Loi de Bioéthique
La Loi dite de Bioéthique du 29/07/1994, a été publiée dans le Journal Officiel de la République Française du 30 Juillet 1994 page 11060-11068 LOI n° 94-654 du 29 juillet 1994 relative au don et à l'utilisation des éléments et produits du corps humain, et à l'assistance médicale à la procréation et au diagnostic prénatal. NOR : SPSX9400032L Vous pouvez la consulter en cliquant ici
Elle a été modifiée par la nouvelle loi de Bioéthique , LOI n° 2004-800 du 6 août 2004 relative à la bioéthique NOR: SANX0100053L, que vous pouvez consulter en cliquant ici
Les nouvelles dispositions de la loi sont résumées ci-après: Sur le clonage: "Est interdite toute intervention ayant pour but de faire naître un enfant génétiquement identique à une autre personne vivante ou décédée". Le cloage est donc interdit, il est un "crime contre l’espèce humaine", puni de 30 ans de réclusion criminelle et de 7,5 millions d’euros d’amende.

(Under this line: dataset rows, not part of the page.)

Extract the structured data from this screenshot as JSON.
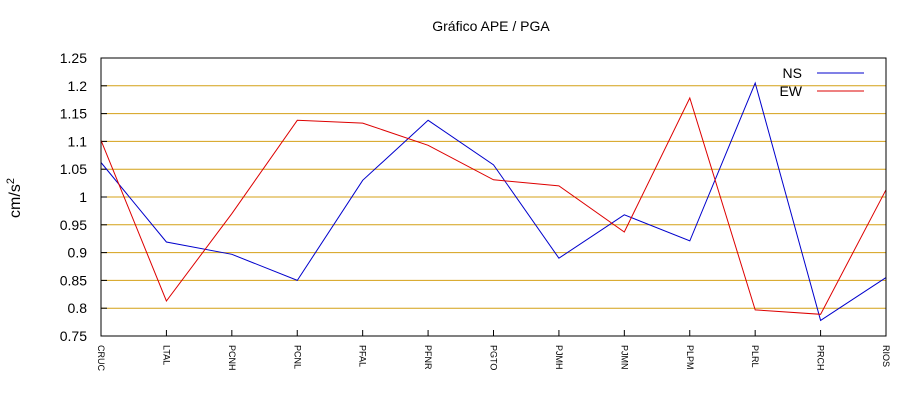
{
  "chart_data": {
    "type": "line",
    "title": "Gráfico  APE / PGA",
    "xlabel": "",
    "ylabel": "cm/s",
    "ylabel_superscript": "2",
    "ylim": [
      0.75,
      1.25
    ],
    "yticks": [
      "0.75",
      "0.8",
      "0.85",
      "0.9",
      "0.95",
      "1",
      "1.05",
      "1.1",
      "1.15",
      "1.2",
      "1.25"
    ],
    "grid": true,
    "grid_color": "#d4a017",
    "legend_position": "top-right",
    "categories": [
      "CRUC",
      "LTAL",
      "PCNH",
      "PCNL",
      "PFAL",
      "PFNR",
      "PGTO",
      "PJMH",
      "PJMN",
      "PLPM",
      "PLRL",
      "PRCH",
      "RIOS"
    ],
    "series": [
      {
        "name": "NS",
        "color": "#0000cc",
        "values": [
          1.062,
          0.919,
          0.897,
          0.85,
          1.03,
          1.138,
          1.058,
          0.89,
          0.968,
          0.921,
          1.205,
          0.778,
          0.855
        ]
      },
      {
        "name": "EW",
        "color": "#dd0000",
        "values": [
          1.102,
          0.813,
          0.97,
          1.138,
          1.133,
          1.093,
          1.031,
          1.02,
          0.937,
          1.178,
          0.797,
          0.789,
          1.013
        ]
      }
    ]
  }
}
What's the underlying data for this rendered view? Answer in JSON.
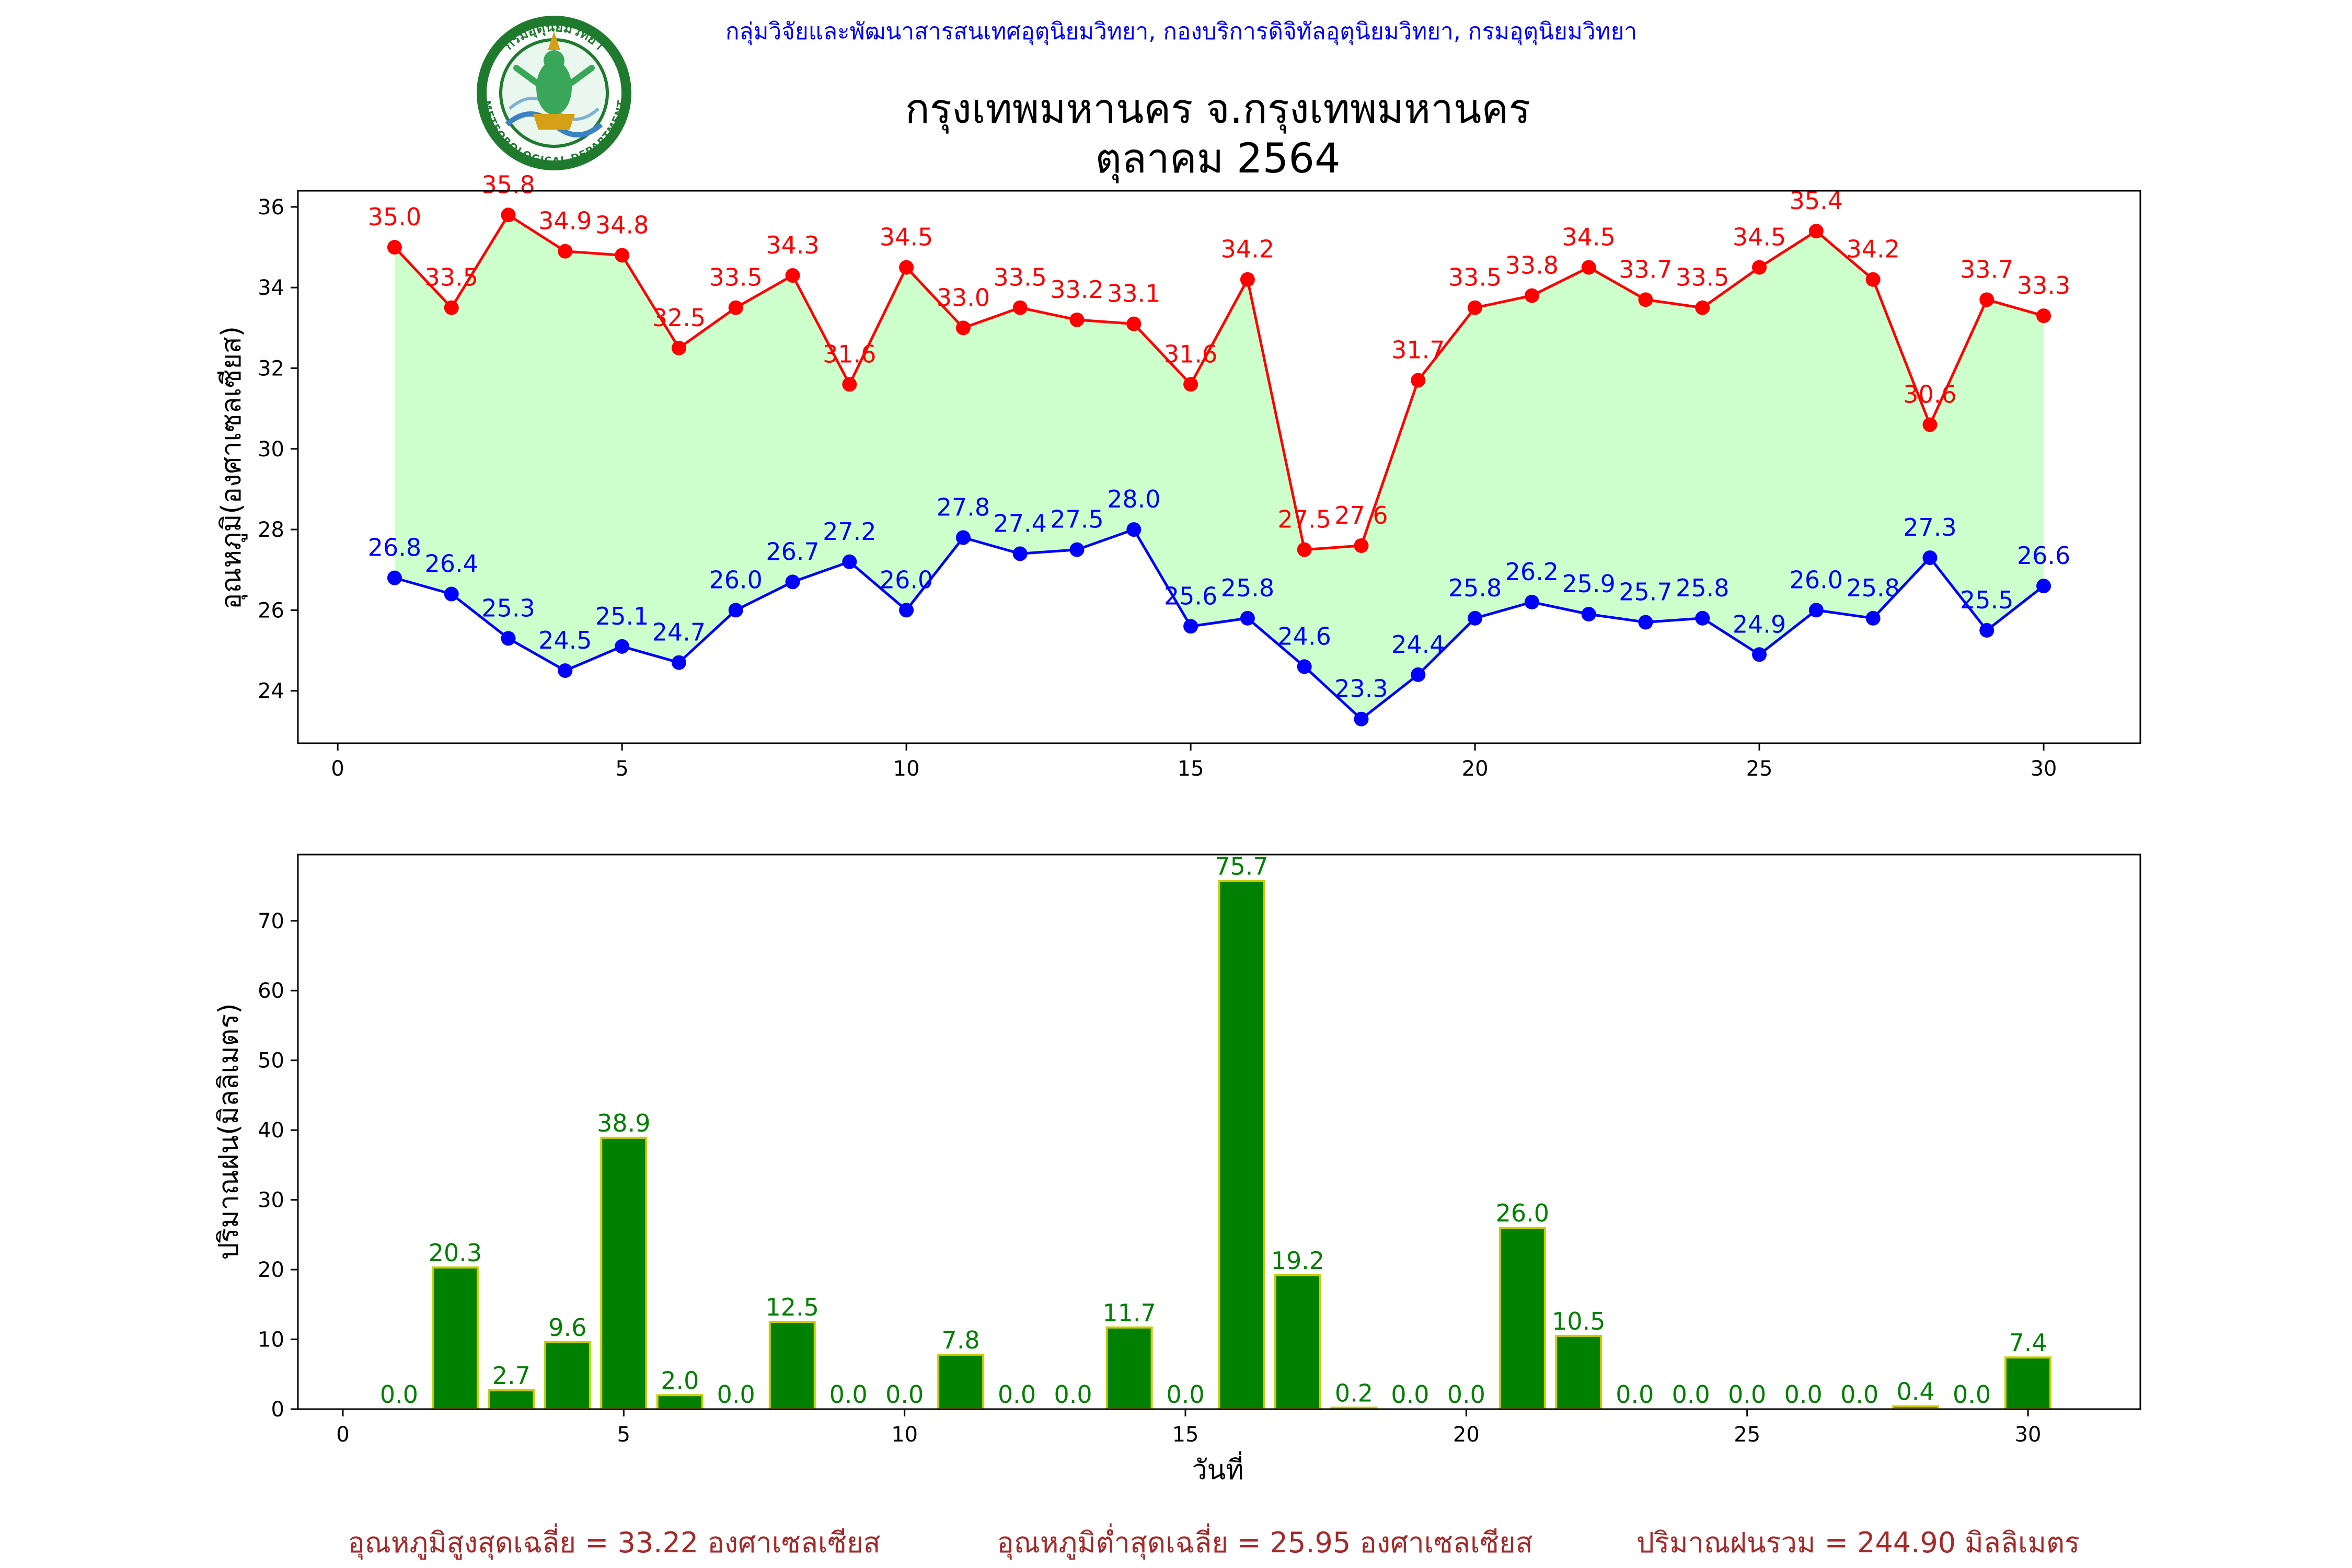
{
  "header": {
    "source": "กลุ่มวิจัยและพัฒนาสารสนเทศอุตุนิยมวิทยา, กองบริการดิจิทัลอุตุนิยมวิทยา, กรมอุตุนิยมวิทยา",
    "title_line1": "กรุงเทพมหานคร จ.กรุงเทพมหานคร",
    "title_line2": "ตุลาคม 2564",
    "logo_top_text": "กรมอุตุนิยมวิทยา",
    "logo_bottom_text": "METEOROLOGICAL DEPARTMENT"
  },
  "colors": {
    "max": "#ff0000",
    "min": "#0000ff",
    "fill": "#ccffcc",
    "rain": "#008000",
    "rain_edge": "#cccc00",
    "footer": "#a52a2a",
    "header": "#0000ff"
  },
  "chart_data": [
    {
      "type": "line",
      "title": "",
      "xlabel": "",
      "ylabel": "อุณหภูมิ(องศาเซลเซียส)",
      "xlim": [
        -0.7,
        31.7
      ],
      "ylim": [
        22.7,
        36.4
      ],
      "xticks": [
        0,
        5,
        10,
        15,
        20,
        25,
        30
      ],
      "yticks": [
        24,
        26,
        28,
        30,
        32,
        34,
        36
      ],
      "x": [
        1,
        2,
        3,
        4,
        5,
        6,
        7,
        8,
        9,
        10,
        11,
        12,
        13,
        14,
        15,
        16,
        17,
        18,
        19,
        20,
        21,
        22,
        23,
        24,
        25,
        26,
        27,
        28,
        29,
        30
      ],
      "fill_between": true,
      "series": [
        {
          "key": "max",
          "values": [
            35.0,
            33.5,
            35.8,
            34.9,
            34.8,
            32.5,
            33.5,
            34.3,
            31.6,
            34.5,
            33.0,
            33.5,
            33.2,
            33.1,
            31.6,
            34.2,
            27.5,
            27.6,
            31.7,
            33.5,
            33.8,
            34.5,
            33.7,
            33.5,
            34.5,
            35.4,
            34.2,
            30.6,
            33.7,
            33.3
          ]
        },
        {
          "key": "min",
          "values": [
            26.8,
            26.4,
            25.3,
            24.5,
            25.1,
            24.7,
            26.0,
            26.7,
            27.2,
            26.0,
            27.8,
            27.4,
            27.5,
            28.0,
            25.6,
            25.8,
            24.6,
            23.3,
            24.4,
            25.8,
            26.2,
            25.9,
            25.7,
            25.8,
            24.9,
            26.0,
            25.8,
            27.3,
            25.5,
            26.6
          ]
        }
      ]
    },
    {
      "type": "bar",
      "title": "",
      "xlabel": "วันที่",
      "ylabel": "ปริมาณฝน(มิลลิเมตร)",
      "xlim": [
        -0.8,
        32.0
      ],
      "ylim": [
        0,
        79.5
      ],
      "xticks": [
        0,
        5,
        10,
        15,
        20,
        25,
        30
      ],
      "yticks": [
        0,
        10,
        20,
        30,
        40,
        50,
        60,
        70
      ],
      "x": [
        1,
        2,
        3,
        4,
        5,
        6,
        7,
        8,
        9,
        10,
        11,
        12,
        13,
        14,
        15,
        16,
        17,
        18,
        19,
        20,
        21,
        22,
        23,
        24,
        25,
        26,
        27,
        28,
        29,
        30
      ],
      "values": [
        0.0,
        20.3,
        2.7,
        9.6,
        38.9,
        2.0,
        0.0,
        12.5,
        0.0,
        0.0,
        7.8,
        0.0,
        0.0,
        11.7,
        0.0,
        75.7,
        19.2,
        0.2,
        0.0,
        0.0,
        26.0,
        10.5,
        0.0,
        0.0,
        0.0,
        0.0,
        0.0,
        0.4,
        0.0,
        7.4
      ]
    }
  ],
  "footer": {
    "avg_max": "อุณหภูมิสูงสุดเฉลี่ย = 33.22 องศาเซลเซียส",
    "avg_min": "อุณหภูมิต่ำสุดเฉลี่ย = 25.95 องศาเซลเซียส",
    "total_rain": "ปริมาณฝนรวม = 244.90 มิลลิเมตร"
  }
}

Sur la recherche sur l’embryon et les cellules embryonnaires: "La conception in vitro d'embryon ou la constitution par clonage d'embryon humain à des fins de recherche est interdite", "Un embryon humain ne peut être ni conçu, ni constitué par clonage, ni utilisé, à des fins commerciales ou industrielles", "Est interdite toute constitution par clonage d'un embryon humain à des fins thérapeutiques" ; "La recherche sur l'embryon humain est interdite". MAIS: les recherches peuvent être autorisées sur l'embryon et les cellules embryonnaires, pour une période limitée à cinq ans, si "elles sont susceptibles de permettre des progrès thérapeutiques majeurs et à la condition de ne pouvoir être poursuivies par une méthode alternative d'efficacité comparable, en l'état des connaissances scientifiques", et seulement sur les "embryons conçus in vitro dans le cadre d'une assistance médicale à la procréation qui ne font plus l'objet d'un projet parental".
Par dérogation, le diagnostic biologique préimplantatoire "effectué à partir de cellules prélevées sur l'embryon in vitro peut également être autorisé, à titre expérimental", pour guérir un enfant atteint d’une maladie génétique incurable via la naissance d’un enfant indemne.
Personnes pouvant procéder à un don d’organe pour une greffe: "peuvent être autorisés à se prêter à un prélèvement d'organe dans l'intérêt thérapeutique direct d'un receveur, son père , sa mère, son conjoint, ses frères ou soeurs, ses fils ou filles, ses grands-parents, ses oncles ou tantes, ses cousins germains et cousines germaines ainsi que le conjoint de son père ou de sa mère", et "toute personne apportant la preuve d'une vie commune d'au moins deux ans avec le receveur".
La brevetabilité est autorisée pour "une invention constituant l'application technique d'une fonction d'un élément du corps humain". MAIS "le corps humain, aux différents stades de sa constitution et de son développement, ainsi que la simple découverte d'un de ses éléments, y compris la séquence totale ou partielle d'un gène, ne peuvent constituer des inventions brevetables". Cependant, "Seule une invention constituant l'application technique d'une fonction d'un élément du corps humain peut être protégée par brevet. Cette protection ne couvre l'élément du corps humain que dans la mesure nécessaire à la réalisation et à l'exploitation de cette application particulière. Celle-ci doit être concrètement et précisément exposée dans la demande de brevet" Une Agence de la biomédecine est créée (Décret n° 2005-420 du 4 mai 2005 ) : Etablissement public administratif de l’Etat, placé auprès du ministre de la Santé, compétente dans les domaines des greffes, de la reproduction, de l'embryologie et de la génétique humaines. Son rôle est de participer à l’élaboration et à l’application de la réglementation et des règles de bonne pratique, de suivre, d'évaluer et de contrôler les activités médicales et biologiques relevant de sa compétence, d’agréer les praticiens et les protocoles de recherche.
La loi de bioéthique sera réexaminée par le Parlement dans un délai de cinq ans suivant son entrée en vigueur. L'Agence de la biomédecine et l'Office parlementaire d'évaluation des choix scientifiques et technologiques établiront chacun un rapport évaluant les résultats respectifs des recherches sur les cellules souches embryonnaires et sur les cellules souches adultes.